Some problems with the Future of Defense Task Force report

I. Using the Manhattan Project as a model, the United States must undertake and win the artificial intelligence race by leading in the invention and deployment of AI while establishing the standards for its public and private use.

 

IV. To compete against 21st century adversaries, Congress and the Department of Defense must identify, replace, and retire costly and ineffective legacy platforms. The Task Force recommends that Congress commission the RAND Corporation (or similar entity) and the Government Accountability Office to study legacy platforms within the Department of Defense and determine their relevance and resiliency to emerging threats over the next 50 years.

Those were two important recommendations (#1 and #4) from the Congressional Future of Defense Task Force Report 2020. It was released with some fanfare on Sep. 23, 2020. Read the whole thing if you haven’t already. Here are some belated thoughts:

Revolutionary changes?

They want the DoD to do some “revolutionary” things. But FY21 budget is already on the Hill. FY22 is already going up the chain. So FY23 is what they hope to affect? Or by the time they study it enough, perhaps FY24 or FY25?

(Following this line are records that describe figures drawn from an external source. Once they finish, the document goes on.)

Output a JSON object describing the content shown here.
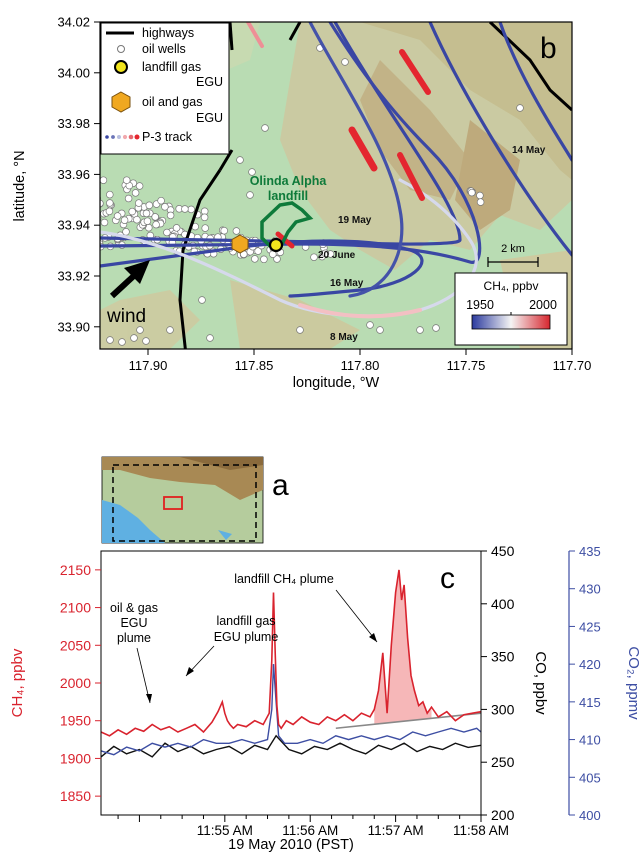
{
  "panel_b": {
    "letter": "b",
    "xlabel": "longitude, °W",
    "ylabel": "latitude, °N",
    "xticks": [
      "117.90",
      "117.85",
      "117.80",
      "117.75",
      "117.70"
    ],
    "yticks": [
      "34.02",
      "34.00",
      "33.98",
      "33.96",
      "33.94",
      "33.92",
      "33.90"
    ],
    "legend": {
      "highways": "highways",
      "oil_wells": "oil wells",
      "landfill_line1": "landfill gas",
      "landfill_line2": "EGU",
      "oilgas_line1": "oil and gas",
      "oilgas_line2": "EGU",
      "track": "P-3 track"
    },
    "landfill_name_line1": "Olinda Alpha",
    "landfill_name_line2": "landfill",
    "flight_labels": [
      "14 May",
      "19 May",
      "20 June",
      "16 May",
      "8 May"
    ],
    "wind_label": "wind",
    "scale_label": "2 km",
    "colorbar": {
      "title": "CH₄, ppbv",
      "min_label": "1950",
      "max_label": "2000"
    },
    "colors": {
      "land": "#b7dcb5",
      "track_low": "#3946a3",
      "track_high": "#e4262f",
      "landfill_outline": "#0e7a3a",
      "highway": "#000000"
    }
  },
  "panel_a": {
    "letter": "a",
    "colors": {
      "ocean": "#5fb0e2",
      "box": "#e02020"
    }
  },
  "chart_data": {
    "type": "line",
    "letter": "c",
    "xlabel": "19 May 2010 (PST)",
    "x_ticks": [
      "11:55 AM",
      "11:56 AM",
      "11:57 AM",
      "11:58 AM"
    ],
    "x_range_minutes": [
      -1.45,
      3.0
    ],
    "series": [
      {
        "name": "CH₄, ppbv",
        "axis": "left",
        "color": "#d9232e",
        "ylim": [
          1825,
          2175
        ],
        "ticks": [
          "1850",
          "1900",
          "1950",
          "2000",
          "2050",
          "2100",
          "2150"
        ],
        "x": [
          -1.45,
          -1.35,
          -1.25,
          -1.15,
          -1.05,
          -0.95,
          -0.85,
          -0.75,
          -0.65,
          -0.55,
          -0.45,
          -0.35,
          -0.25,
          -0.15,
          -0.08,
          -0.03,
          0.0,
          0.03,
          0.06,
          0.1,
          0.15,
          0.25,
          0.35,
          0.45,
          0.52,
          0.55,
          0.57,
          0.59,
          0.61,
          0.63,
          0.66,
          0.72,
          0.8,
          0.9,
          1.0,
          1.1,
          1.2,
          1.3,
          1.4,
          1.5,
          1.6,
          1.7,
          1.75,
          1.8,
          1.85,
          1.9,
          1.95,
          2.0,
          2.04,
          2.07,
          2.1,
          2.14,
          2.18,
          2.22,
          2.27,
          2.32,
          2.37,
          2.42,
          2.5,
          2.6,
          2.7,
          2.8,
          2.9,
          3.0
        ],
        "values": [
          1935,
          1930,
          1938,
          1932,
          1940,
          1936,
          1945,
          1938,
          1942,
          1935,
          1940,
          1945,
          1935,
          1948,
          1962,
          1975,
          1960,
          1950,
          1945,
          1940,
          1945,
          1942,
          1950,
          1945,
          1960,
          2030,
          2120,
          2040,
          1970,
          1945,
          1940,
          1950,
          1945,
          1955,
          1948,
          1945,
          1955,
          1950,
          1958,
          1950,
          1960,
          1955,
          1965,
          1990,
          2040,
          1960,
          2050,
          2120,
          2150,
          2110,
          2130,
          2060,
          2010,
          1990,
          1970,
          1975,
          1960,
          1968,
          1955,
          1962,
          1950,
          1958,
          1960,
          1962
        ]
      },
      {
        "name": "CO, ppbv",
        "axis": "right1",
        "color": "#111111",
        "ylim": [
          200,
          450
        ],
        "ticks": [
          "200",
          "250",
          "300",
          "350",
          "400",
          "450"
        ],
        "x": [
          -1.45,
          -1.3,
          -1.15,
          -1.0,
          -0.85,
          -0.7,
          -0.55,
          -0.4,
          -0.25,
          -0.1,
          0.05,
          0.2,
          0.35,
          0.5,
          0.6,
          0.75,
          0.9,
          1.05,
          1.2,
          1.35,
          1.5,
          1.65,
          1.8,
          1.95,
          2.1,
          2.25,
          2.4,
          2.55,
          2.7,
          2.85,
          3.0
        ],
        "values": [
          255,
          265,
          258,
          262,
          255,
          268,
          260,
          265,
          258,
          262,
          265,
          258,
          266,
          262,
          275,
          262,
          258,
          265,
          262,
          268,
          262,
          258,
          266,
          262,
          268,
          260,
          265,
          262,
          268,
          264,
          266
        ]
      },
      {
        "name": "CO₂, ppmv",
        "axis": "right2",
        "color": "#3d4ea3",
        "ylim": [
          400,
          435
        ],
        "ticks": [
          "400",
          "405",
          "410",
          "415",
          "420",
          "425",
          "430",
          "435"
        ],
        "x": [
          -1.45,
          -1.3,
          -1.15,
          -1.0,
          -0.85,
          -0.7,
          -0.55,
          -0.4,
          -0.25,
          -0.1,
          0.05,
          0.2,
          0.35,
          0.5,
          0.55,
          0.57,
          0.6,
          0.63,
          0.7,
          0.85,
          1.0,
          1.15,
          1.3,
          1.45,
          1.6,
          1.75,
          1.9,
          2.05,
          2.2,
          2.35,
          2.5,
          2.65,
          2.8,
          2.95,
          3.0
        ],
        "values": [
          408.5,
          408,
          409,
          408.5,
          409.5,
          409,
          409.5,
          409,
          410,
          409.5,
          409.5,
          410,
          409.5,
          410,
          414,
          420,
          415,
          410.5,
          409.5,
          409.5,
          410,
          409.5,
          410.5,
          410,
          410.5,
          410,
          410.5,
          410,
          411,
          410.5,
          411,
          411.5,
          411,
          411.5,
          411
        ]
      }
    ],
    "annotations": [
      "oil & gas\nEGU\nplume",
      "landfill gas\nEGU plume",
      "landfill CH₄ plume"
    ],
    "annotation_lines": {
      "oil": [
        "oil & gas",
        "EGU",
        "plume"
      ],
      "egu": [
        "landfill gas",
        "EGU plume"
      ],
      "landfill": "landfill CH₄ plume"
    }
  }
}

I was pretty underwhelmed to see that the Task Force asked RAND or a similar outfit with the GAO to go identify and replace legacy systems. RAND is great but they’re pretty institutional. And there was no target or anything, like reprogram $X billion in the FYDP to emerging tech priorities by FY22 submission. They’ll likely undershoot or do more “innovation theater.”

If Congress was real about that, then they would not have plussed up legacy shipbuilding (+$2.4B), F-35s (+$1.2B), MQ-9s (+$344M), etc. Congress still (sort of) has the opportunity to basically rejigger the entire FY21 budget, or create a sizable portfolio of innovation fund. But they didn’t put their money where their mouth is.

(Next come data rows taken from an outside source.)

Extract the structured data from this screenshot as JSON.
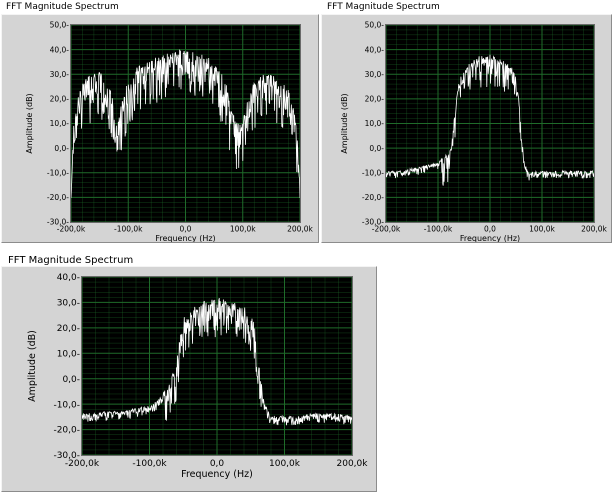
{
  "graphs": [
    {
      "label": "FFT Magnitude Spectrum",
      "chart_data": {
        "type": "line",
        "xlabel": "Frequency (Hz)",
        "ylabel": "Amplitude (dB)",
        "xlim": [
          -200000,
          200000
        ],
        "ylim": [
          -30,
          50
        ],
        "x_ticks": [
          -200000,
          -100000,
          0,
          100000,
          200000
        ],
        "x_tick_labels": [
          "-200,0k",
          "-100,0k",
          "0,0",
          "100,0k",
          "200,0k"
        ],
        "y_ticks": [
          -30,
          -20,
          -10,
          0,
          10,
          20,
          30,
          40,
          50
        ],
        "y_tick_labels": [
          "-30,0-",
          "-20,0-",
          "-10,0-",
          "0,0-",
          "10,0-",
          "20,0-",
          "30,0-",
          "40,0-",
          "50,0-"
        ],
        "grid": true,
        "plot_background": "#000000",
        "grid_color": "#1f6b2a",
        "trace_color": "#ffffff",
        "series": [
          {
            "x": [
              -200000,
              -195000,
              -190000,
              -180000,
              -170000,
              -160000,
              -150000,
              -140000,
              -130000,
              -125000,
              -120000,
              -110000,
              -100000,
              -90000,
              -80000,
              -70000,
              -60000,
              -50000,
              -40000,
              -30000,
              -20000,
              -10000,
              0,
              10000,
              20000,
              30000,
              40000,
              50000,
              60000,
              70000,
              80000,
              90000,
              100000,
              110000,
              120000,
              130000,
              140000,
              150000,
              160000,
              170000,
              180000,
              190000,
              195000,
              200000
            ],
            "y": [
              -18,
              10,
              18,
              24,
              28,
              30,
              29,
              27,
              22,
              15,
              8,
              18,
              26,
              30,
              32,
              33,
              34,
              35,
              36,
              37,
              37,
              38,
              38,
              38,
              37,
              36,
              35,
              33,
              30,
              25,
              15,
              8,
              12,
              20,
              25,
              28,
              29,
              28,
              27,
              25,
              22,
              15,
              5,
              -16
            ]
          }
        ]
      }
    },
    {
      "label": "FFT Magnitude Spectrum",
      "chart_data": {
        "type": "line",
        "xlabel": "Frequency (Hz)",
        "ylabel": "Amplitude (dB)",
        "xlim": [
          -200000,
          200000
        ],
        "ylim": [
          -30,
          50
        ],
        "x_ticks": [
          -200000,
          -100000,
          0,
          100000,
          200000
        ],
        "x_tick_labels": [
          "-200,0k",
          "-100,0k",
          "0,0",
          "100,0k",
          "200,0k"
        ],
        "y_ticks": [
          -30,
          -20,
          -10,
          0,
          10,
          20,
          30,
          40,
          50
        ],
        "y_tick_labels": [
          "-30,0-",
          "-20,0-",
          "-10,0-",
          "0,0-",
          "10,0-",
          "20,0-",
          "30,0-",
          "40,0-",
          "50,0-"
        ],
        "grid": true,
        "plot_background": "#000000",
        "grid_color": "#1f6b2a",
        "trace_color": "#ffffff",
        "series": [
          {
            "x": [
              -200000,
              -180000,
              -160000,
              -140000,
              -120000,
              -100000,
              -90000,
              -80000,
              -75000,
              -70000,
              -65000,
              -60000,
              -50000,
              -40000,
              -30000,
              -20000,
              -10000,
              0,
              10000,
              20000,
              30000,
              40000,
              50000,
              55000,
              60000,
              65000,
              70000,
              75000,
              80000,
              100000,
              120000,
              140000,
              160000,
              180000,
              200000
            ],
            "y": [
              -10,
              -9.5,
              -9,
              -8,
              -7,
              -6,
              -4,
              -2,
              0,
              10,
              20,
              26,
              30,
              33,
              35,
              36,
              37,
              37,
              36,
              35,
              34,
              32,
              28,
              20,
              5,
              -5,
              -8,
              -11,
              -10,
              -9.5,
              -9.5,
              -9.5,
              -9.5,
              -9.5,
              -9.5
            ]
          }
        ]
      }
    },
    {
      "label": "FFT Magnitude Spectrum",
      "chart_data": {
        "type": "line",
        "xlabel": "Frequency (Hz)",
        "ylabel": "Amplitude (dB)",
        "xlim": [
          -200000,
          200000
        ],
        "ylim": [
          -30,
          40
        ],
        "x_ticks": [
          -200000,
          -100000,
          0,
          100000,
          200000
        ],
        "x_tick_labels": [
          "-200,0k",
          "-100,0k",
          "0,0",
          "100,0k",
          "200,0k"
        ],
        "y_ticks": [
          -30,
          -20,
          -10,
          0,
          10,
          20,
          30,
          40
        ],
        "y_tick_labels": [
          "-30,0-",
          "-20,0-",
          "-10,0-",
          "0,0-",
          "10,0-",
          "20,0-",
          "30,0-",
          "40,0-"
        ],
        "grid": true,
        "plot_background": "#000000",
        "grid_color": "#1f6b2a",
        "trace_color": "#ffffff",
        "series": [
          {
            "x": [
              -200000,
              -180000,
              -160000,
              -140000,
              -120000,
              -100000,
              -90000,
              -80000,
              -70000,
              -60000,
              -55000,
              -50000,
              -40000,
              -30000,
              -20000,
              -10000,
              0,
              10000,
              20000,
              30000,
              40000,
              50000,
              55000,
              60000,
              65000,
              70000,
              80000,
              100000,
              120000,
              140000,
              160000,
              180000,
              200000
            ],
            "y": [
              -14,
              -14,
              -13,
              -13,
              -12,
              -11,
              -9,
              -6,
              -2,
              5,
              15,
              22,
              26,
              28,
              29,
              30,
              30,
              30,
              29,
              28,
              27,
              24,
              20,
              10,
              -2,
              -10,
              -15,
              -15,
              -15,
              -14,
              -14,
              -14,
              -15
            ]
          }
        ]
      }
    }
  ]
}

This must all be taken with a grain of salt. The members on the Future of Defense Task Force may be earnest in their pronouncements, but cannot convince the rest of the members to go the same way (particularly the Appropriations Committee). This portends badly for military service leaders who want to reprioritize funds to new programs and emerging tech. They have the power to shape proposals, but intermediate layers in Comptroller and OMB might flip on them if there isn’t Congressional support.

Manhattan Project for Artificial Intelligence

On the Manhattan Project for AI, which is an odd thought, that translates to perhaps $5B per year (inflation adjust a $2B project between 1942-45). It seems that some DoD folks are planning to recommend like a $200M AI scaling fund — they wanted to go larger but think $1B+ is just out of the realm of political reality, even though Congress itself used the term Manhattan Project.

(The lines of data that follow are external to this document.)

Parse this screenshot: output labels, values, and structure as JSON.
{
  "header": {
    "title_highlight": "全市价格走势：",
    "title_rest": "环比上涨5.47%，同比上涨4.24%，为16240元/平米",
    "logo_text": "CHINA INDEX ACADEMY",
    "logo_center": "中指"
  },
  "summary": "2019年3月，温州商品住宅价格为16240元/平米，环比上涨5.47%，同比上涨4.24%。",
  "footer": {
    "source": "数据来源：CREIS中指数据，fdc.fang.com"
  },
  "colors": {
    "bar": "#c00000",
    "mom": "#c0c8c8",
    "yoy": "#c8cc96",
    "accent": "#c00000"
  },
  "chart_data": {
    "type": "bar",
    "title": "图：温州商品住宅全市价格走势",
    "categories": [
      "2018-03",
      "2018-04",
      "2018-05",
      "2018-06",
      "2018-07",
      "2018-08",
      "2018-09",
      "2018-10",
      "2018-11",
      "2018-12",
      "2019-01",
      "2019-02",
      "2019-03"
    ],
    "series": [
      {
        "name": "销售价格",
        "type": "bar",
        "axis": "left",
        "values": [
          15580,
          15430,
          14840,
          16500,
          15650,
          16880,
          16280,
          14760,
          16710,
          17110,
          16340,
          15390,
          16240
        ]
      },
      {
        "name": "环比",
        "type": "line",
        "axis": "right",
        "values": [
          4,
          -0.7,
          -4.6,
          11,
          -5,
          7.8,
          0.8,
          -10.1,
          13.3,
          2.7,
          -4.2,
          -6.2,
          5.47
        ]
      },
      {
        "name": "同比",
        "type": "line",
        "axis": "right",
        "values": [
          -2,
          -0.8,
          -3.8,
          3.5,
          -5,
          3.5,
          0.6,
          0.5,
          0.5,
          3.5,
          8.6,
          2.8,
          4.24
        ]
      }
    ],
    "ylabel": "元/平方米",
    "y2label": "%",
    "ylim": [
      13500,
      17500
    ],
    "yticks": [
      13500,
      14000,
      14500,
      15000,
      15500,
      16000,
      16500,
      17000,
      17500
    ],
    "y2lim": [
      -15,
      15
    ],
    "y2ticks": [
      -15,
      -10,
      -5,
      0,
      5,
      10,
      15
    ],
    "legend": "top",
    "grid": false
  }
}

In any case, the Manhattan project had basically a single technical objective (though they took multiple paths on fissionable material and the gun). What’s the equivalent for AI/ML? Is it curated data and enterprise workflows/tooling that would enable competition and a variety of applications? As I argued here, the “narrowness” of AI means that there will be a wide variety of applications, each potentially with their own data, training, algorithms, etc.

One way of thinking about it is that the AI Manhattan Project would fund “AI-native” platforms and capabilities rather than being a source of funds for existing programs to “sprinkle” AI onto.